Einmündung in den Dämeritzsee km 44,85 (UW Wehr Große Tränke) bis 45,10 (Abzweigung aus der SOW, Fürstenwalder Spree, bei km 69,10)

Die Spree ist rund 400 Kilometer lang, etwa 180 davon sind schiffbar. Auf ihrem Weg bis zur Mündung in die Havel wurde sie mit einigen Namen „spezieller“ charakterisiert: Untere Spree, Berliner Spree, Treptower Spree, Oberspree, Fürstenwalder Spree und eben auch Müggelspree.

Die Müggelspree wiederum gliedert sich in drei Teile. Der längste Abschnitt von Große Tränke bei Fürstenwalde bis zum Dämeritzsee bei Erkner ist eine Landeswasserstraße Brandenburgs. Vom Wehr Große Tränke schlängelt sich der Fluss im ursprünglichen Verlauf in zahlreichen Windungen (und Altarmen) bis zur Einmündung am Spree-Eck des Dämeritzsees. Ein „Paradies für Paddler und Ruderer“.

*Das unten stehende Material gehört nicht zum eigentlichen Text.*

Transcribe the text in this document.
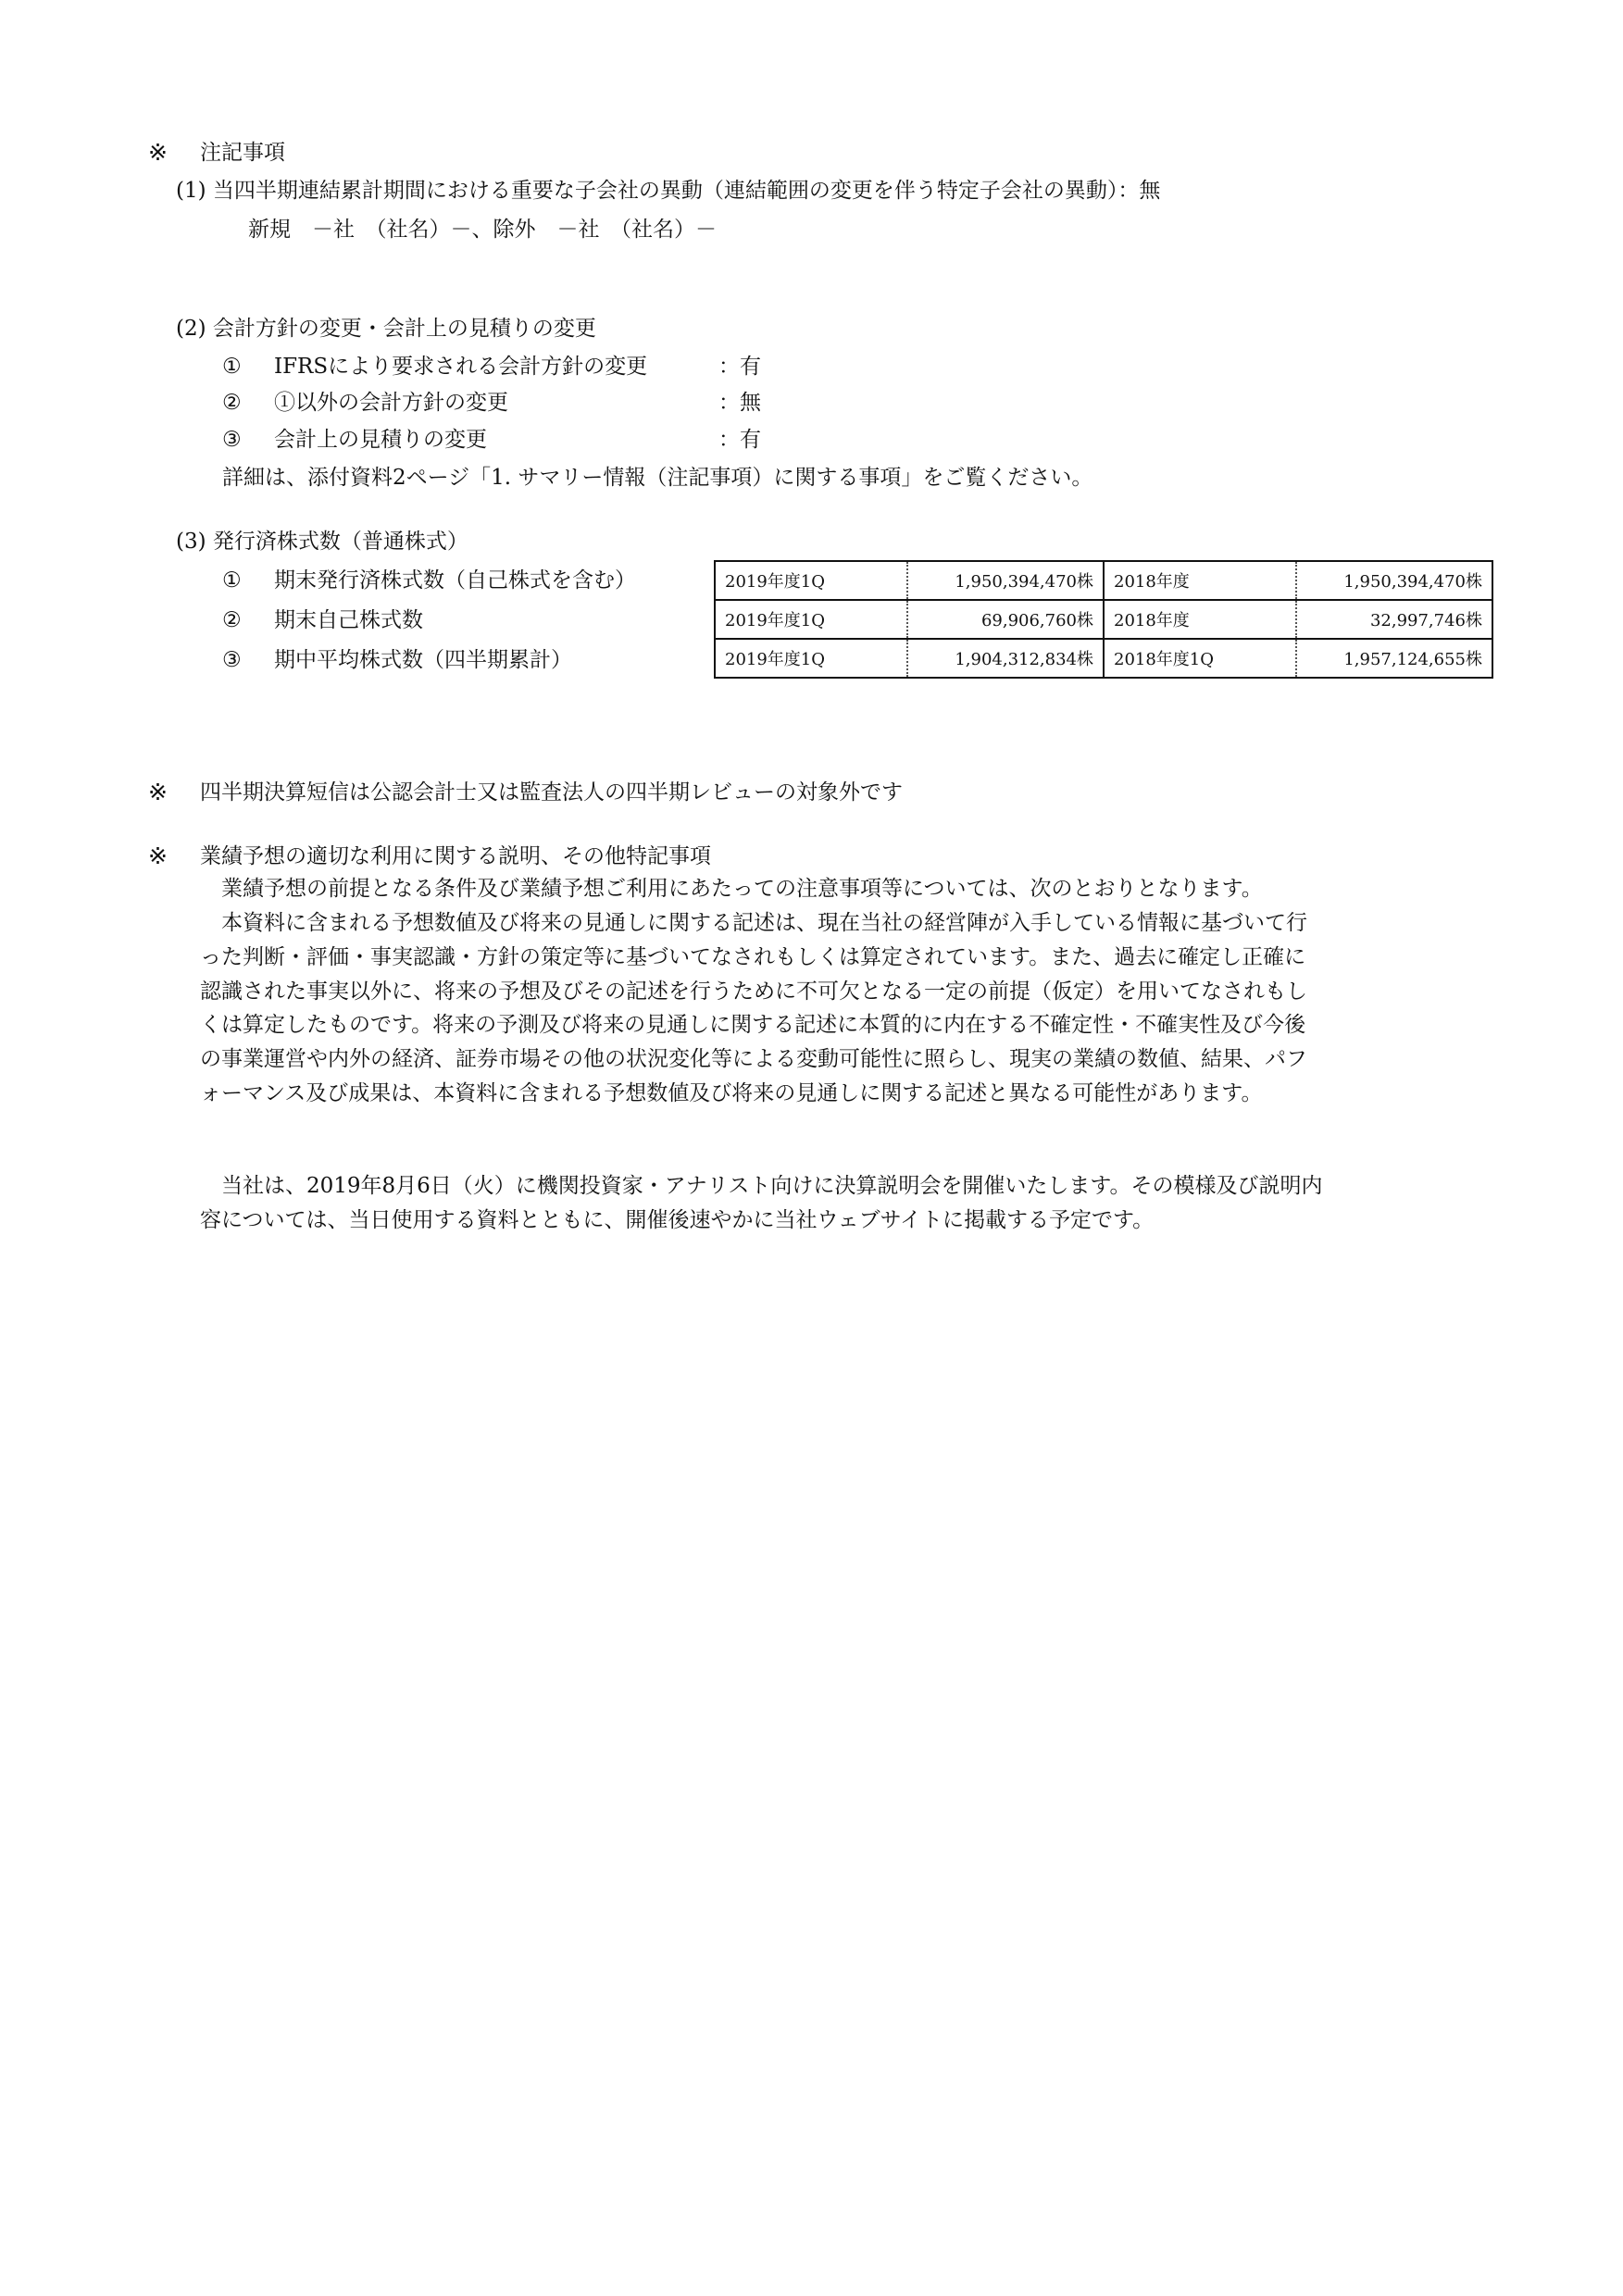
※ 注記事項
(1) 当四半期連結累計期間における重要な子会社の異動（連結範囲の変更を伴う特定子会社の異動）：無
新規　－社　（社名）－、除外　－社　（社名）－
(2) 会計方針の変更・会計上の見積りの変更
① IFRSにより要求される会計方針の変更	：有
② ①以外の会計方針の変更	：無
③ 会計上の見積りの変更	：有
詳細は、添付資料2ページ「1. サマリー情報（注記事項）に関する事項」をご覧ください。
(3) 発行済株式数（普通株式）
① 期末発行済株式数（自己株式を含む）
② 期末自己株式数
③ 期中平均株式数（四半期累計）
2019年度1Q	1,950,394,470株	2018年度	1,950,394,470株
2019年度1Q	69,906,760株	2018年度	32,997,746株
2019年度1Q	1,904,312,834株	2018年度1Q	1,957,124,655株
※ 四半期決算短信は公認会計士又は監査法人の四半期レビューの対象外です
※ 業績予想の適切な利用に関する説明、その他特記事項
業績予想の前提となる条件及び業績予想ご利用にあたっての注意事項等については、次のとおりとなります。
本資料に含まれる予想数値及び将来の見通しに関する記述は、現在当社の経営陣が入手している情報に基づいて行
った判断・評価・事実認識・方針の策定等に基づいてなされもしくは算定されています。また、過去に確定し正確に
認識された事実以外に、将来の予想及びその記述を行うために不可欠となる一定の前提（仮定）を用いてなされもし
くは算定したものです。将来の予測及び将来の見通しに関する記述に本質的に内在する不確定性・不確実性及び今後
の事業運営や内外の経済、証券市場その他の状況変化等による変動可能性に照らし、現実の業績の数値、結果、パフ
ォーマンス及び成果は、本資料に含まれる予想数値及び将来の見通しに関する記述と異なる可能性があります。
当社は、2019年8月6日（火）に機関投資家・アナリスト向けに決算説明会を開催いたします。その模様及び説明内
容については、当日使用する資料とともに、開催後速やかに当社ウェブサイトに掲載する予定です。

Müggelspree am Wehr Große Tränke

Müggelspree am Wehr Große Tränke.

Müggelspree Paradies für Paddler und Ruderer

Müggelspree Paradies für Paddler und Ruderer

Der zweite Abschnitt der Müggelspree verbindet den Dämeritzsee mit dem Großen Müggelsee. Die Bundeswasserstraße wird vom Außenbezirk Erkner des Wasser- und Schifffahrtsamtes Berlin betreut. Auf dem Dämeritzsee, den sich die Länder Berlin und Brandenburg etwa je zur Hälfte teilen, kommen Fracht-, Ausflugs- und Sportschifffahrt zusammen. Im südlichen Teil des Sees treffen gleich fünf Wasserstraßen unterschiedlicher Rangordnung aufeinander: Gosener Graben, Gosener Kanal, Alter Spreearm, Müggelspree von Große Tränke und Müggelspree nach Müggelsee. Damit keiner (auch bei Nacht) die Orientierung verliert, ist bei km 11,39 das Leuchtfeuer Hessenwinkel installiert.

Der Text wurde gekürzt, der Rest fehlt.